Аня в Харькове, бедствует. Муж болен сыпным тифом. (Аня Полиевктова; муж ее — Бруни, брат мужа Нины Бальмонт.)
…Две недели т<ому> н<азад> пришел ответ на запрос мой в Тр<удовую> Лечебн<ицу>, что Анастасия Григорьевна[410] скончалась 18 июля 1919 года. Мать еще не знает об этом. Не умею сказать. И сама не вполне понимаю, но уже ощущаю как пустоту, образовавшуюся по эту сторону жизни и восполнение ее с другой стороны, и огромность все сильнее мучающей вины перед всею жизнью сестры и любовь ее. И наша молодость далекая, общая. Великие надежды. Бесконечные сны. Искания Бога. Боль, какой ранили друг друга. Где все это?
Лида Леонтьева поехала с Анной Васильевной Романовой в Яхонтово за яблоками. Целую неделю мы вдвоем с матерью. Мы самая дисгармоничная пара в мире. И бедной матери лучше было бы жить с первым попавшимся полинезийцем или бурятом, чем со мной. А с Лидой они в дружбе, и все раскуривают какие-то крохи махорки вместе.
Наталья Дмитриевна Шаховская уехала на три дня в Дмитров к сестре, Михаил Владимирович в такие дни ужинает у нас и вечера проводит со мною. Но сегодня мне захотелось остаться одной.
Наташа — самое светлое, чистое, ничем не омраченное житейской, никакой ошибкой и неосторожностью явление жизни моей и ангел-хранитель моих нелепых дней, каким ты некогда бывала.
В институте вечерние часы. В трапезной, где три огромные иконы, за столами, где обедали монахи, семинарий мой и рассказывание третьего дня — «Детство и Отрочество» разбирали. «Семинаристки» мои полюбили эти наши собрания. И мне дают они что-то живое, намек на дело. И еще слушали мы все Флоренского — это великий мыслитель, тонкий, глубокий и немного поэт. Читает историю культуры.
Женя Бирукова в Ростове еще, и из Ростова никаких вестей почему-то. Мать сидит в другой комнате недвижимо, как уснувшая большая птица при свете лампады (горное масло). Лисик, пиши чаще. Господь с тобой. Обнимаю тебя нежно.

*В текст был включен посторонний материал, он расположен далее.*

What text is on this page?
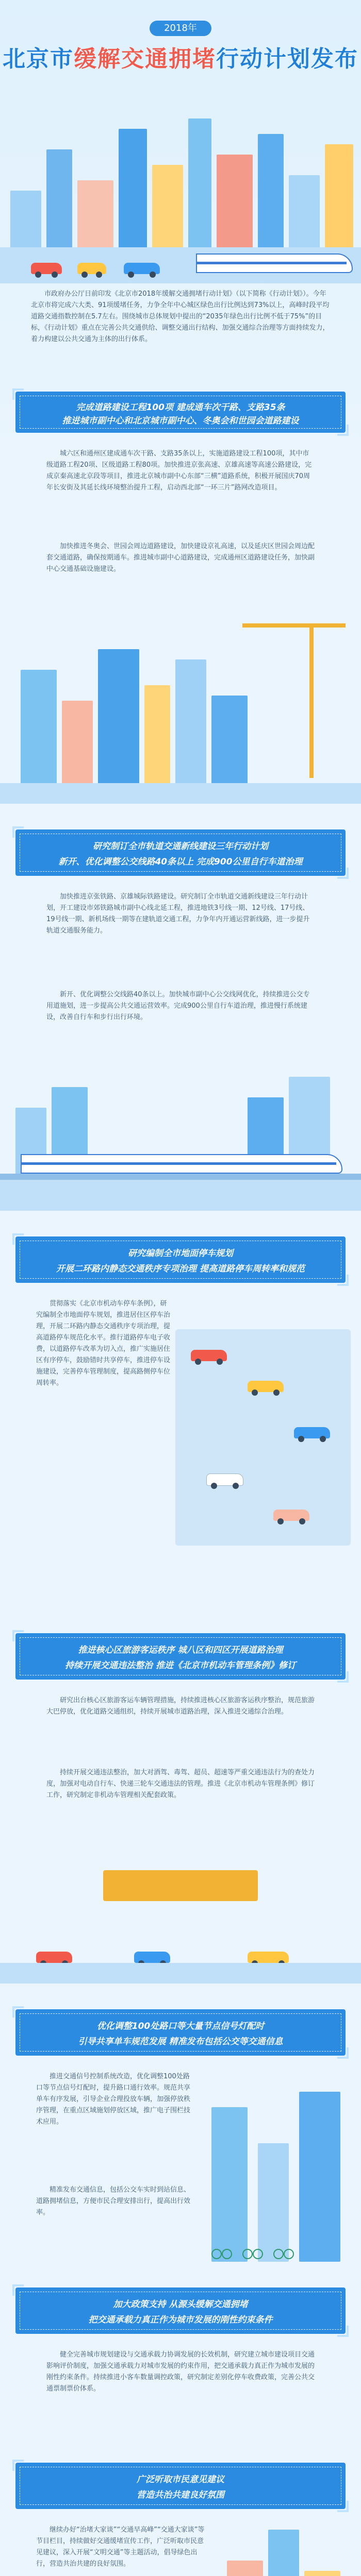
2018年
北京市缓解交通拥堵行动计划发布
市政府办公厅日前印发《北京市2018年缓解交通拥堵行动计划》（以下简称《行动计划》）。今年北京市将完成六大类、91项缓堵任务，力争全年中心城区绿色出行比例达到73%以上，高峰时段平均道路交通指数控制在5.7左右。围绕城市总体规划中提出的“2035年绿色出行比例不低于75%”的目标，《行动计划》重点在完善公共交通供给、调整交通出行结构、加强交通综合治理等方面持续发力，着力构建以公共交通为主体的出行体系。
完成道路建设工程100项 建成通车次干路、支路35条
推进城市副中心和北京城市副中心、冬奥会和世园会道路建设
城六区和通州区建成通车次干路、支路35条以上，实施道路建设工程100项，其中市级道路工程20项、区级道路工程80项。加快推进京张高速、京雄高速等高速公路建设，完成京秦高速北京段等项目，推进北京城市副中心东部“三横”道路系统，积极开展国庆70周年长安街及其延长线环境整治提升工程，启动西北部“一环三片”路网改造项目。
加快推进冬奥会、世园会周边道路建设，加快建设京礼高速，以及延庆区世园会周边配套交通道路，确保按期通车。推进城市副中心道路建设，完成通州区道路建设任务，加快副中心交通基础设施建设。
研究制订全市轨道交通新线建设三年行动计划
新开、优化调整公交线路40条以上 完成900公里自行车道治理
加快推进京张铁路、京雄城际铁路建设。研究制订全市轨道交通新线建设三年行动计划，开工建设市郊铁路城市副中心线北延工程，推进地铁3号线一期、12号线、17号线、19号线一期、新机场线一期等在建轨道交通工程，力争年内开通运营新线路，进一步提升轨道交通服务能力。
新开、优化调整公交线路40条以上。加快城市副中心公交线网优化，持续推进公交专用道施划，进一步提高公共交通运营效率。完成900公里自行车道治理，推进慢行系统建设，改善自行车和步行出行环境。
研究编制全市地面停车规划
开展二环路内静态交通秩序专项治理 提高道路停车周转率和规范
贯彻落实《北京市机动车停车条例》，研究编制全市地面停车规划，推进居住区停车治理，开展二环路内静态交通秩序专项治理，提高道路停车规范化水平。推行道路停车电子收费，以道路停车改革为切入点，推广实施居住区有序停车，鼓励错时共享停车，推进停车设施建设，完善停车管理制度，提高路侧停车位周转率。
推进核心区旅游客运秩序 城八区和四区开展道路治理
持续开展交通违法整治 推进《北京市机动车管理条例》修订
研究出台核心区旅游客运车辆管理措施，持续推进核心区旅游客运秩序整治，规范旅游大巴停放，优化道路交通组织，持续开展城市道路治理，深入推进交通综合治理。
持续开展交通违法整治，加大对酒驾、毒驾、超员、超速等严重交通违法行为的查处力度，加强对电动自行车、快递三轮车交通违法的管理。推进《北京市机动车管理条例》修订工作，研究制定非机动车管理相关配套政策。
优化调整100处路口等大量节点信号灯配时
引导共享单车规范发展 精准发布包括公交等交通信息
推进交通信号控制系统改造，优化调整100处路口等节点信号灯配时，提升路口通行效率。规范共享单车有序发展，引导企业合理投放车辆，加强停放秩序管理，在重点区域施划停放区域，推广电子围栏技术应用。
精准发布交通信息，包括公交车实时到站信息、道路拥堵信息，方便市民合理安排出行，提高出行效率。
加大政策支持 从源头缓解交通拥堵
把交通承载力真正作为城市发展的刚性约束条件
健全完善城市规划建设与交通承载力协调发展的长效机制，研究建立城市建设项目交通影响评价制度，加强交通承载力对城市发展的约束作用，把交通承载力真正作为城市发展的刚性约束条件。持续推进小客车数量调控政策，研究制定差别化停车收费政策，完善公共交通票制票价体系。
广泛听取市民意见建议
营造共治共建良好氛围
继续办好“治堵大家谈”“交通早高峰”“交通大家谈”等节目栏目，持续做好交通缓堵宣传工作，广泛听取市民意见建议，深入开展“文明交通”等主题活动，倡导绿色出行，营造共治共建的良好氛围。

Буду жить с Вами, Вавочка, но не теперь. Папа не сможет быть один.
Вавочка, в жизни ко мне прикоснулась Радость. Это я наверное знаю. И я не могу жить иначе, как под знаком Радости. Грозен и тяжел бывает лик ее, и он никогда не лжет. Вот — живу с папой, зарабатываю паек и вижу сны. Теперь — это.